Whether we're talking infrastructure or funding DHS, the level of congressional
gridlock on display is mind numbing. And that applies regardless of which party
occupies the White House or controls Congress. Put 10 lawmakers in a room and
they probably wouldn't be able to agree on what day it is. Discord is fine, it
may even serve a valuable purpose, but not at the expense of progress. Other
countries must find it laughable that a nation as wealthy and powerful as the
U.S. can't manage to get very basic things accomplished.

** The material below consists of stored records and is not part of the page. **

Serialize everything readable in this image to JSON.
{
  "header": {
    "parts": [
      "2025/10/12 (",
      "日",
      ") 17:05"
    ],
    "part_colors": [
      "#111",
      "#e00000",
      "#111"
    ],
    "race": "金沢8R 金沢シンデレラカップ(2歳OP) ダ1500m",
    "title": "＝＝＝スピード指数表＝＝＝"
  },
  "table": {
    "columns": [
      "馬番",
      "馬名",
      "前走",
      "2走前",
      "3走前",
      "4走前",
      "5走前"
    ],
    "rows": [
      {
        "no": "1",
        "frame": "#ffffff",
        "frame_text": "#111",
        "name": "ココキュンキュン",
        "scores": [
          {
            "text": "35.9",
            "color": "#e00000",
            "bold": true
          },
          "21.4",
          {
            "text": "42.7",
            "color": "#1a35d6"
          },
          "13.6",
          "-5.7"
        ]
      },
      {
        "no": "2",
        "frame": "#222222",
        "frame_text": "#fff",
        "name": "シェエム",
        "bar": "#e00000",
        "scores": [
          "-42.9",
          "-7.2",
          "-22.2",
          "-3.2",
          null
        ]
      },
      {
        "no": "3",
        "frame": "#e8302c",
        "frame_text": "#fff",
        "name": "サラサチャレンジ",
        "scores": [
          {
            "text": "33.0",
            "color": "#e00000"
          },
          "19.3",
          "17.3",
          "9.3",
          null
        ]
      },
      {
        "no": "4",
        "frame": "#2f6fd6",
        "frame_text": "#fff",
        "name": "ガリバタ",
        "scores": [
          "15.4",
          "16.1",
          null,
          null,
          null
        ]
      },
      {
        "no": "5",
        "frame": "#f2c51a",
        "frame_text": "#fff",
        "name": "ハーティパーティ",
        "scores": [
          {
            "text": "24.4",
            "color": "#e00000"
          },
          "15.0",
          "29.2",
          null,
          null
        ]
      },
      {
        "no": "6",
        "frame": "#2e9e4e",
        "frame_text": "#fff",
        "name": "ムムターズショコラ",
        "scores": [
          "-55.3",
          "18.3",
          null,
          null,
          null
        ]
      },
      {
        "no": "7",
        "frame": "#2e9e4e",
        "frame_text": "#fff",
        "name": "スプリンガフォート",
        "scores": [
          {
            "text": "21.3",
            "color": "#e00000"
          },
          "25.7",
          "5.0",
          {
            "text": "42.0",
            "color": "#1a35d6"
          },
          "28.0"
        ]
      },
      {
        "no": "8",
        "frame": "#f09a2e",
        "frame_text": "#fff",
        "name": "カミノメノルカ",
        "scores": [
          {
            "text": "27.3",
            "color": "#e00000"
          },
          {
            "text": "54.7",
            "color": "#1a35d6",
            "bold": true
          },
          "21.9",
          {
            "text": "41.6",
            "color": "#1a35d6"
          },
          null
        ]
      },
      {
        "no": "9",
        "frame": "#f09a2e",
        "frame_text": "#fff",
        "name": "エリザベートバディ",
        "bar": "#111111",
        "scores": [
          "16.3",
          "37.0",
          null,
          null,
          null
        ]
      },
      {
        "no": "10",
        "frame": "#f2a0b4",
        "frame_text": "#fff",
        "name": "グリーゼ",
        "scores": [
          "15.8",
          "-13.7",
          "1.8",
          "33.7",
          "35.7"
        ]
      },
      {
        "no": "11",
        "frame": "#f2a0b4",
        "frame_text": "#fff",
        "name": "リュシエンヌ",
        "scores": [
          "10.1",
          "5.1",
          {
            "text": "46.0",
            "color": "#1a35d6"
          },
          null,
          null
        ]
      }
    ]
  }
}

True, parliamentary systems have their drawbacks as well. But the more years I
spend in Washington, the more I believe the pros generally outweigh the cons.

travis rechMar 3, 2015

Increasing the gas tax is the only real solution, but as you say politics is
standing the way of good government.

We apparently are not considering the nuclear option of eliminating the gas tax
and the trust fund and paying everything out of the general fund.

edmund dantesMar 4, 2015

I would cheerfully accept an increase in the gas tax if it came with an end to
the subsidization of mass transit, nearly all of which has been going to just
six cities. Each transportation option should stand on its own. If railroads
are not economically viable but we still want them, the subsidy should come
from the general fund, per Mr. Rech's suggestion, not only from the pockets of
those who use the roads.

The reason Congress can't act is a failure of leadership, not structure. The
hyperpartisanship of the press doesn't help, either.